Scotland, West of Ireland, Wales

DerdriuMarriner on 02/12/2024

Thank you!

Might there be certain areas in the British Isles that seem more supportive -- such as in climate, fertility, infrastructure -- than others for "the slings and arrows of outrageous" -- ;-D --smallholding?

frankbeswick on 02/10/2024

Smallholdings are unique to the individual smallholder, so no clear patterns may be drawn.

DerdriuMarriner on 02/10/2024

Thank you!

Let's imagine that an east-side ponder - ;-D -- is affluent enough to purchase one such -- ;-D -- non-reasonably -- ;-D -- smallholding.

Might smallholdings attract a certain kind of cultivation -- such as marketable flowers or herbs or vegetables -- or would they be so individualized and personalized as to resist any such quantification?

frankbeswick on 02/09/2024

Smallholdings on top class agricultural land maybe willl work, but such land is nighnimpossible to obtain atva reasonable price.

DerdriuMarriner on 02/08/2024

Your introductory paragraph describes farming as not viable on 20 acres.

Is that amount not viable anywhere in the British Isles or just in the Exmoor area?

frankbeswick on 03/02/2023

I do not know this recipe, but its ingredients are all staples of the British diet.

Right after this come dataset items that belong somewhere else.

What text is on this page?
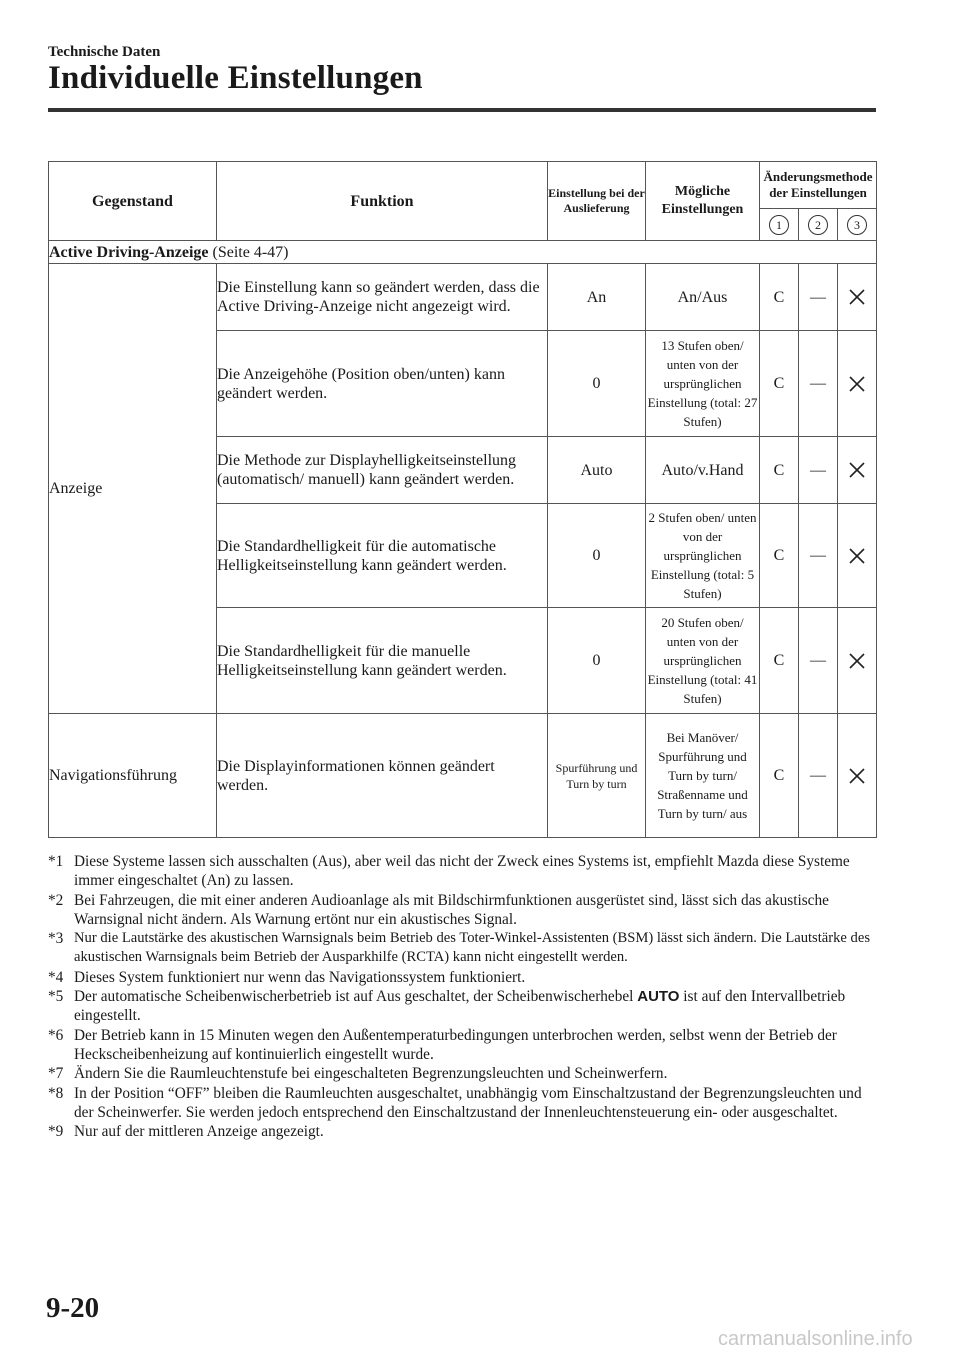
Technische Daten
Individuelle Einstellungen
Gegenstand	Funktion	Einstellung bei der Auslieferung	Mögliche Einstellungen	Änderungsmethode der Einstellungen		
				1	2	3
Active Driving-Anzeige (Seite 4-47)						
Anzeige	Die Einstellung kann so geändert werden, dass die Active Driving-Anzeige nicht angezeigt wird.	An	An/Aus	C	—	
	Die Anzeigehöhe (Position oben/unten) kann geändert werden.	0	13 Stufen oben/ unten von der ursprünglichen Einstellung (total: 27 Stufen)	C	—	
	Die Methode zur Displayhelligkeitseinstellung (automatisch/ manuell) kann geändert werden.	Auto	Auto/v.Hand	C	—	
	Die Standardhelligkeit für die automatische Helligkeitseinstellung kann geändert werden.	0	2 Stufen oben/ unten von der ursprünglichen Einstellung (total: 5 Stufen)	C	—	
	Die Standardhelligkeit für die manuelle Helligkeitseinstellung kann geändert werden.	0	20 Stufen oben/ unten von der ursprünglichen Einstellung (total: 41 Stufen)	C	—	
Navigationsführung	Die Displayinformationen können geändert werden.	Spurführung und Turn by turn	Bei Manöver/ Spurführung und Turn by turn/ Straßenname und Turn by turn/ aus	C	—	
*1 Diese Systeme lassen sich ausschalten (Aus), aber weil das nicht der Zweck eines Systems ist, empfiehlt Mazda diese Systeme immer eingeschaltet (An) zu lassen.
*2 Bei Fahrzeugen, die mit einer anderen Audioanlage als mit Bildschirmfunktionen ausgerüstet sind, lässt sich das akustische Warnsignal nicht ändern. Als Warnung ertönt nur ein akustisches Signal.
*3 Nur die Lautstärke des akustischen Warnsignals beim Betrieb des Toter-Winkel-Assistenten (BSM) lässt sich ändern. Die Lautstärke des akustischen Warnsignals beim Betrieb der Ausparkhilfe (RCTA) kann nicht eingestellt werden.
*4 Dieses System funktioniert nur wenn das Navigationssystem funktioniert.
*5 Der automatische Scheibenwischerbetrieb ist auf Aus geschaltet, der Scheibenwischerhebel AUTO ist auf den Intervallbetrieb eingestellt.
*6 Der Betrieb kann in 15 Minuten wegen den Außentemperaturbedingungen unterbrochen werden, selbst wenn der Betrieb der Heckscheibenheizung auf kontinuierlich eingestellt wurde.
*7 Ändern Sie die Raumleuchtenstufe bei eingeschalteten Begrenzungsleuchten und Scheinwerfern.
*8 In der Position “OFF” bleiben die Raumleuchten ausgeschaltet, unabhängig vom Einschaltzustand der Begrenzungsleuchten und der Scheinwerfer. Sie werden jedoch entsprechend den Einschaltzustand der Innenleuchtensteuerung ein- oder ausgeschaltet.
*9 Nur auf der mittleren Anzeige angezeigt.
9-20
carmanualsonline.info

DerdriuMarriner on 03/01/2023

Online sources equate the phrase "pigs in clover" with extreme happiness.

Alena Kate Pettitt, in her article Pigs in Clover: a wartime ration recipe, for the Darling Academy England site, furnishes a recipe with baking potatoes, butter, olive oil, pepper, salt, Savoy cabbage and skinned sausage.

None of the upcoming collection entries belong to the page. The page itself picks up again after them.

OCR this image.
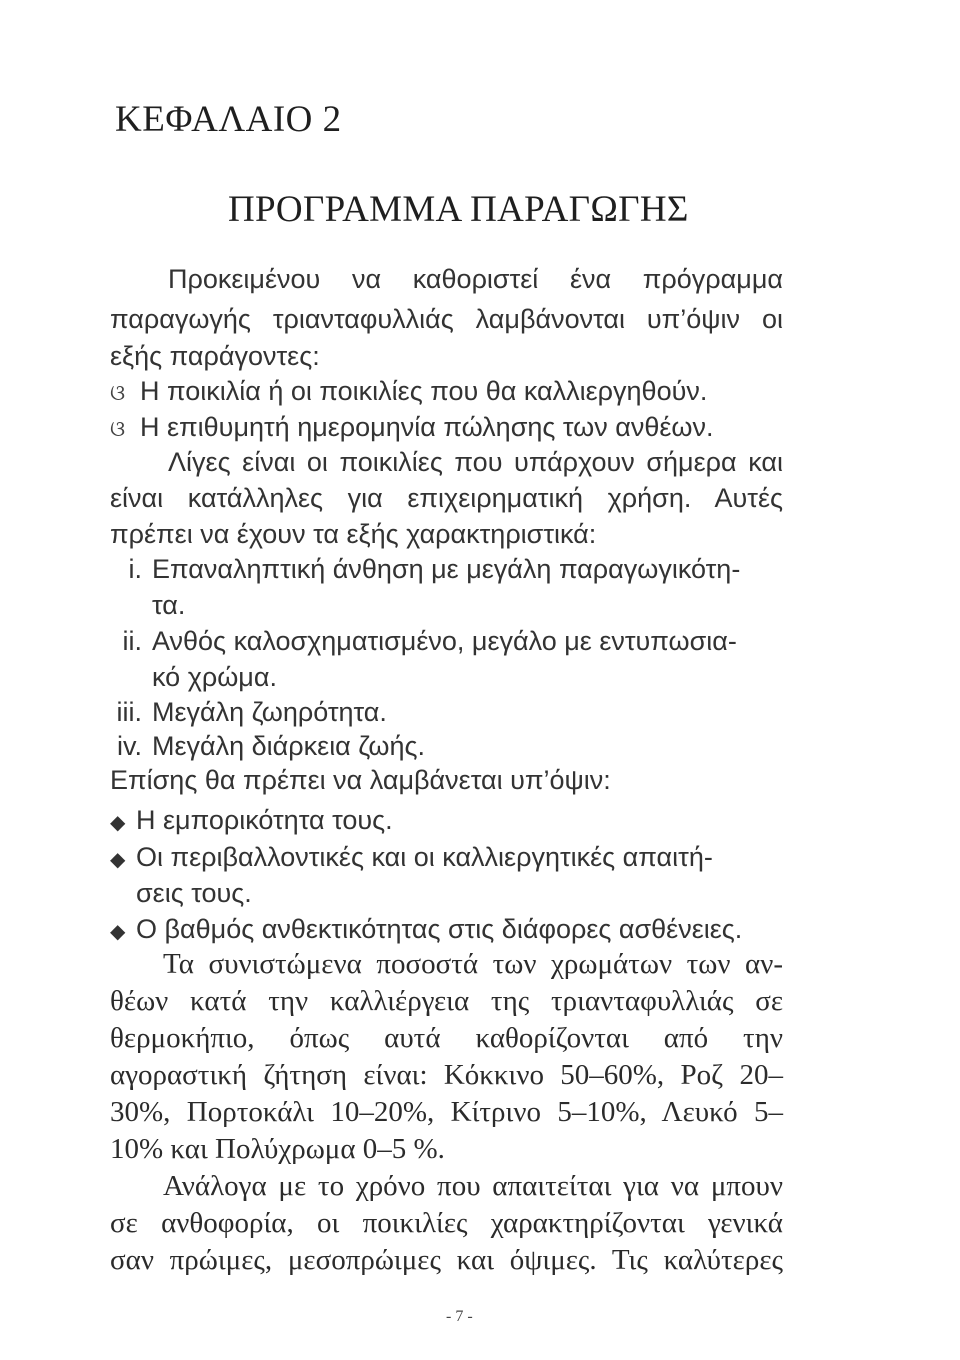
ΚΕΦΑΛΑΙΟ 2
ΠΡΟΓΡΑΜΜΑ ΠΑΡΑΓΩΓΗΣ
Προκειμένου να καθοριστεί ένα πρόγραμμα
παραγωγής τριανταφυλλιάς λαμβάνονται υπ’όψιν οι
εξής παράγοντες:
ଓ Η ποικιλία ή οι ποικιλίες που θα καλλιεργηθούν.
ଓ Η επιθυμητή ημερομηνία πώλησης των ανθέων.
Λίγες είναι οι ποικιλίες που υπάρχουν σήμερα και
είναι κατάλληλες για επιχειρηματική χρήση. Αυτές
πρέπει να έχουν τα εξής χαρακτηριστικά:
i. Επαναληπτική άνθηση με μεγάλη παραγωγικότη-
τα.
ii. Ανθός καλοσχηματισμένο, μεγάλο με εντυπωσια-
κό χρώμα.
iii. Μεγάλη ζωηρότητα.
iv. Μεγάλη διάρκεια ζωής.
Επίσης θα πρέπει να λαμβάνεται υπ’όψιν:
◆ Η εμπορικότητα τους.
◆ Οι περιβαλλοντικές και οι καλλιεργητικές απαιτή-
σεις τους.
◆ Ο βαθμός ανθεκτικότητας στις διάφορες ασθένειες.
Τα συνιστώμενα ποσοστά των χρωμάτων των αν-
θέων κατά την καλλιέργεια της τριανταφυλλιάς σε
θερμοκήπιο, όπως αυτά καθορίζονται από την
αγοραστική ζήτηση είναι: Κόκκινο 50–60%, Ροζ 20–
30%, Πορτοκάλι 10–20%, Κίτρινο 5–10%, Λευκό 5–
10% και Πολύχρωμα 0–5 %.
Ανάλογα με το χρόνο που απαιτείται για να μπουν
σε ανθοφορία, οι ποικιλίες χαρακτηρίζονται γενικά
σαν πρώιμες, μεσοπρώιμες και όψιμες. Τις καλύτερες
- 7 -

Would that be a recipe that still is around on your, eastern side of the (Atlantic) pond and that you and your wife and your family would want from time to time, if not regularly?

AngelaJohnson on 01/30/2015

When you have livestock and other animals, your life centers around their care. It's hard to ever go away for a while unless you have great neighbors or family who will come over and feed them. With a garden, you have a little more flexibility, although you are at the mercy of the weather and harvest times.

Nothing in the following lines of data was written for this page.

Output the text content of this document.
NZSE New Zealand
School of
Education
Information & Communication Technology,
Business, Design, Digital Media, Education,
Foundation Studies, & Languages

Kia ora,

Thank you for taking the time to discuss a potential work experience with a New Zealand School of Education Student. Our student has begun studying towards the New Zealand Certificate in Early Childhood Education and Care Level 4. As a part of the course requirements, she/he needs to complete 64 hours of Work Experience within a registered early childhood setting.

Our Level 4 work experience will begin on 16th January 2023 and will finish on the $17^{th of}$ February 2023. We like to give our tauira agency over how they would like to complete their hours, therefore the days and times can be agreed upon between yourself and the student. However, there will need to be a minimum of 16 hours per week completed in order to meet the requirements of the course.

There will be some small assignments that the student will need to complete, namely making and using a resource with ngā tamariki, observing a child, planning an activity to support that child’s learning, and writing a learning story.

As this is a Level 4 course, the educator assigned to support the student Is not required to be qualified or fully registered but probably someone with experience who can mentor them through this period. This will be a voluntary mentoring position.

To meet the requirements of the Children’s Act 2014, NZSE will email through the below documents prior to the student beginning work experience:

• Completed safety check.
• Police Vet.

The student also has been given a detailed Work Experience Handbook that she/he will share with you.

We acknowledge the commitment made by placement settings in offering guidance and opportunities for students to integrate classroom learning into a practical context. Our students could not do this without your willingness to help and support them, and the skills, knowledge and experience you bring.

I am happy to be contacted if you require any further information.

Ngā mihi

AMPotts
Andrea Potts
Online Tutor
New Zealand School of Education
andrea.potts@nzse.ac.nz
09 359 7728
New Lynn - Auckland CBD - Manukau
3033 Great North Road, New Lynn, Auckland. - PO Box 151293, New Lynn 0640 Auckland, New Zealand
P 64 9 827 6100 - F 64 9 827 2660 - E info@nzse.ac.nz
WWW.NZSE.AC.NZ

DerdriuMarriner on 01/19/2014

frankbeswick, Your review is interesting, and your analysis of possibly avoidable pitfalls is helpful and well thought out.
Self-reliance waves alluringly before one's eyes, but the desire is not sufficient. As you point out, planning is imperative.
This couple is fortunate to have survived so many unforeseen difficulties.